A comissão de juristas nomeada no âmbito do Senado Federal, composta, dentre outros, pelos mineiros Dierle José Coelho Nunes, Flávio Tartuce, João Otávio de Noronha, Marcelo de Oliveira Milagres e Moacyr Lobato de Campos Filho, apresentou a minuta final do anteprojeto de reforma do Código Civil, que contempla um livro específico sobre direito digital, confiando, no âmbito privado, proteção e segurança jurídicas para as relações desenvolvidas no ambiente digital. Entre os fundamentos do chamado direito civil digital está a proteção dos dados pessoais.

Antes de introduzir propriamente o tema desta coluna, compartilho a posição que defendo há alguns anos em artigos publicados, fruto do debate na área da filosofia do Direito, sobre a importância do estabelecimento de relações éticas no Estado de Direito. O exercício da liberdade, desdobrada nos direitos fundamentais previstos na Constituição de 1988, é garantida aos cidadãos pelo Estado, através das leis que regulam os direitos fundamentais.

Pensando assim, podemos definir juridicamente a justiça como a efetivação desses direitos fundamentais pelos cidadãos no Estado de Direito, ou seja, justo é aquele Estado que garanta aos seus cidadãos a efetivação dos direitos fundamentais e a Constituição é esse projeto de Estado garantidor desses direitos.

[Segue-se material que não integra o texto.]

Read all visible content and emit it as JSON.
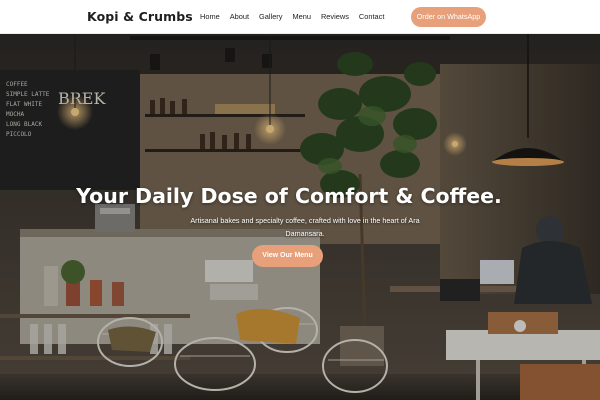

As relações na sociedade civil, tal e qual entende Joaquim Carlos Salgado a partir de Hegel, se estabelecem para a satisfação dos interesses particulares. É no Estado, através do Direito, que essas relações ocorrem contemplando valores morais, aqueles mais importantes para a sociedade que são transformados em direitos fundamentais e tornados constitucionais.

Percebam que as relações se tornam éticas no Estado e a partir do Direito. Assim, também, deve ocorrer com as tecnologias que se apresentam contemporaneamente. Essa base filosófica é o fundamento que percorre minha análise sobre a importância da regulamentação das novas tecnologias pelo Estado.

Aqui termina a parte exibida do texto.